Okyo Pharma announces plans for next stage of development for urcosimod

OKYO Pharma (OKYO) announced plans for the next stage of clinical development for its lead drug candidate, urcosimod, to treat neuropathic corneal pain. The announcement follows the release in July of topline data from OKYO’s randomized, double-masked, placebo-controlled Phase 2 proof-of-concept trial of urcosimod in 17 NCP patients conducted at Tufts Medical Center in Boston, MA, with Pedram Hamrah, M.D., a world-leading expert in NCP, as Principle Investigator. After 12 weeks of treatment, 75% of per-protocol patients receiving 0.05% urcosimod showed greater than 80% reduction in neuropathic corneal pain in that study, as measured by visual analog scale, suggesting highly effective treatment in this patient population.

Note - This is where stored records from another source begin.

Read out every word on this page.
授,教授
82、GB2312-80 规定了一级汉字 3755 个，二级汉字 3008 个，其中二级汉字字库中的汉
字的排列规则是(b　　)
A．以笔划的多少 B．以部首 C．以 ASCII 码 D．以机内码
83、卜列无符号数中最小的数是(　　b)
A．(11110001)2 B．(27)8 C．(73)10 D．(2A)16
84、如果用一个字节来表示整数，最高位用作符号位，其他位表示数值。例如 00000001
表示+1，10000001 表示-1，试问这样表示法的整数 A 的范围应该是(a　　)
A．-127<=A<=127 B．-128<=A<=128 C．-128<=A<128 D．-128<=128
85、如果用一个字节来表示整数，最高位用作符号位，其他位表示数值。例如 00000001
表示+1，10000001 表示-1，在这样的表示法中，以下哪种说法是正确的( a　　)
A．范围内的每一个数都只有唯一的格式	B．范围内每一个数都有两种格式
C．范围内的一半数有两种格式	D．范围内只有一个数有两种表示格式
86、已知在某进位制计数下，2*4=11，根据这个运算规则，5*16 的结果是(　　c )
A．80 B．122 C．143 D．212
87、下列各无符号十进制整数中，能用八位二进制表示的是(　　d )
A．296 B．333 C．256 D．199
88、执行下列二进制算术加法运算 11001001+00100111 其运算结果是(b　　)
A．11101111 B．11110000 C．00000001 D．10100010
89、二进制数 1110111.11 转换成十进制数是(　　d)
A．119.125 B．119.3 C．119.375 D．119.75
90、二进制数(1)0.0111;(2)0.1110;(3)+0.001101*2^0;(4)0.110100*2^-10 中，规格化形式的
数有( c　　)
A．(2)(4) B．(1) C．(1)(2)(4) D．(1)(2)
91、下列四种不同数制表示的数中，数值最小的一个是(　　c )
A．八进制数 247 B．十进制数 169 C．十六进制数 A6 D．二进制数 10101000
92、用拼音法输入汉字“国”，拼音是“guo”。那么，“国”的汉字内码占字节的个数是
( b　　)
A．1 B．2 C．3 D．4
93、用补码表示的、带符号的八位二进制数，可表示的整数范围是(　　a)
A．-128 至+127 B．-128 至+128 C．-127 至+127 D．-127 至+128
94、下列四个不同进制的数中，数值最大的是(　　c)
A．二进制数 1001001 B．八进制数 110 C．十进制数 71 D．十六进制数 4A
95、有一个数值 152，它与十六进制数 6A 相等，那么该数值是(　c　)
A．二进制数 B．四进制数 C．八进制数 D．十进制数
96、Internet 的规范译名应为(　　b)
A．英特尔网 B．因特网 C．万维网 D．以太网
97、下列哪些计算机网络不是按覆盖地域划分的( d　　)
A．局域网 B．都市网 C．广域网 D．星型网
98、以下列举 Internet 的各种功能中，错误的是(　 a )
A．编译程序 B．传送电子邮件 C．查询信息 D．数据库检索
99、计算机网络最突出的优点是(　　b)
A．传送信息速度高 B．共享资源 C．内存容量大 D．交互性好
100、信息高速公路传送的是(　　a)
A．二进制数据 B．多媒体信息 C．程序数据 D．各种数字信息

Building on these promising results, OKYO is now focused on advancing to a multiple-ascending-dose clinical trial designed to: Enroll approximately 100 NCP patients across several U.S. clinical sites in this randomized, placebo-controlled, double-masked trial. Identify the optimal registration dose for urcosimod for future Phase 3 trials. Develop further understanding of urcosimod’s unique micellar drug characteristics. Negotiations with several leading U.S. clinical sites are underway, and OKYO anticipates topline data from this trial in 2026. As part of the registration pathway, OKYO continues to progress towards a meeting with the U.S. Food and Drug Administration to discuss requirements for an approvable drug to treat NCP and to define the primary endpoint required for potential registration. Urcosimod currently holds Fast-Track designation, which is expected to enable quick turn-around on having the meeting with the FDA.